Q1 2026 earnings summary
22 May, 2026Executive summary
Operates as a leading third-party owner and operator of U.S. residential rooftop solar, managing about 84,000 home solar assets and contracts, and servicing a total of 144,000 systems including third-party portfolios.
Achieved significant year-over-year improvement in profitability and operating efficiency for Q1 2026, with stable liquidity and recurring cash flow from a portfolio of long-term customer contracts.
Focuses on acquiring and managing existing solar portfolios, not installing new systems, generating predictable, recurring cash flows through long-term contracts.
Maintains a differentiated position by maximizing asset value via operational efficiencies, disciplined cost containment, and in-house servicing.
Corporate strategy emphasizes leveraging its platform for subscription-based solutions, growing through low-cost channels, and delivering predictable revenues and cash flow.
Financial highlights
Q1 2026 revenue was $23.4 million, down 2% year-over-year, mainly due to lower non-cash amortization and PPA revenue, partially offset by higher SREC and incentive revenue.
Operating EBITDA rose 49% year-over-year to $18.4 million, up from $12.3 million in Q1 2025.
Net loss attributable to stockholders improved to $2.9 million from $15.3 million in the prior year.
O&M expenses declined 70% year-over-year to $1.2 million; SG&A expenses fell 21% to $11.6 million.
Adjusted cash flow from operations increased 181% year-over-year in Q1 2026.
Outlook and guidance
Full-year 2026 Operating EBITDA expected to remain in line with budget, with lower Q1 O&M spend offset by higher activity in later quarters.

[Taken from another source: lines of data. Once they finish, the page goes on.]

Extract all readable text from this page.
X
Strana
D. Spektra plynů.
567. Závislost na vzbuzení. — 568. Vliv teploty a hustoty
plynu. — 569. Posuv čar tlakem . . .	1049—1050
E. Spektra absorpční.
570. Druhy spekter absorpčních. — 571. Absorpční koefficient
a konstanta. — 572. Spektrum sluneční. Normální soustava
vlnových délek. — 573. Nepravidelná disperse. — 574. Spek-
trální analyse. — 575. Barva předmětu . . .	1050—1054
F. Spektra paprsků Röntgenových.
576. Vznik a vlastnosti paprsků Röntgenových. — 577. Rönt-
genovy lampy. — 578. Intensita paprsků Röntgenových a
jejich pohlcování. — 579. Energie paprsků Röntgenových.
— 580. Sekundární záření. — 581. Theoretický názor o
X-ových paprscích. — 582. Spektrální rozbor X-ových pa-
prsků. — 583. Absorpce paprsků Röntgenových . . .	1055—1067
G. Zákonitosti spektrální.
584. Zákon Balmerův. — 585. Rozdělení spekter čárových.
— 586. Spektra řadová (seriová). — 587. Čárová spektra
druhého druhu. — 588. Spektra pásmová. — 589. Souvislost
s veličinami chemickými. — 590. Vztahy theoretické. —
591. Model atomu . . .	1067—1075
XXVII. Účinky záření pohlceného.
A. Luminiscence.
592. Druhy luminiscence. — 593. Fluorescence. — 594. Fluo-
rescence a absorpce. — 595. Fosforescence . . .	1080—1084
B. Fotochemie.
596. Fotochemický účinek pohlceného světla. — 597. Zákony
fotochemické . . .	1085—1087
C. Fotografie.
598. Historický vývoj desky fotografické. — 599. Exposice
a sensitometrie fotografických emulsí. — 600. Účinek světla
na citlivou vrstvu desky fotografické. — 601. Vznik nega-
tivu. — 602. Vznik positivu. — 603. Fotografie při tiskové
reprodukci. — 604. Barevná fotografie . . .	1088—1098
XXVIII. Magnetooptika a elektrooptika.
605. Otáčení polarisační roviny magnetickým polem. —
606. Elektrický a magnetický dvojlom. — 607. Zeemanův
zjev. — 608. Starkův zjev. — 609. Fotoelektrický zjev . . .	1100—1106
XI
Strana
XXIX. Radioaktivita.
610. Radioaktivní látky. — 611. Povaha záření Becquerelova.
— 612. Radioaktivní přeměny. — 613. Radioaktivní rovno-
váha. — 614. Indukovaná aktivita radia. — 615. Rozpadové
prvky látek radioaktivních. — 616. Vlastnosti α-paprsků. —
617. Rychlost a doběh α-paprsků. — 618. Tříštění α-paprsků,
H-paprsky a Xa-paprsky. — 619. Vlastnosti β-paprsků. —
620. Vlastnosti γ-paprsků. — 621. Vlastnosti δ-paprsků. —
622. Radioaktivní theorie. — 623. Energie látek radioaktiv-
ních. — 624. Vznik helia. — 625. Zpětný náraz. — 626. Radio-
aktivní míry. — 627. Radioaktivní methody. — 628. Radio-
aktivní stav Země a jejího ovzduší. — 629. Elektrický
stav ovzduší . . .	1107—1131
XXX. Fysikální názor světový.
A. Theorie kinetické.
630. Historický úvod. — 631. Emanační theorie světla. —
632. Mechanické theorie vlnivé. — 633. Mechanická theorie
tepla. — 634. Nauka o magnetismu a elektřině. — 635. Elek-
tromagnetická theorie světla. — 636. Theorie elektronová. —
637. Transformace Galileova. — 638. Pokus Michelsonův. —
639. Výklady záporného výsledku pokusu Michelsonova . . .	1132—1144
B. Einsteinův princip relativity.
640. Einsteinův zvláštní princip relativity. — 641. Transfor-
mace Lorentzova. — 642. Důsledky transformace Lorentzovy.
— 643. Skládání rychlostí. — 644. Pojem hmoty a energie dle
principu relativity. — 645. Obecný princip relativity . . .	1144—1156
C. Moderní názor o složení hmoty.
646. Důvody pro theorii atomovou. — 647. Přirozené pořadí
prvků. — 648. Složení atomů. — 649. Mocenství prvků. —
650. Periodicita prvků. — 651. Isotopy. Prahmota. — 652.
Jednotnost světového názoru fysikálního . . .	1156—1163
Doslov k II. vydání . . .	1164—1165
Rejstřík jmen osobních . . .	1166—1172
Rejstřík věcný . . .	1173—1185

Management expects continued cost discipline and operational leverage to drive long-term value.
SG&A run rate anticipated to improve further as additional streamlining initiatives are implemented.
Business expected to continue generating stable recurring cash flow and improving operational efficiency.
Management is focused on refinancing key debt facilities due in late 2026 and 2027, but there is substantial doubt about the ability to continue as a going concern if refinancing is not achieved.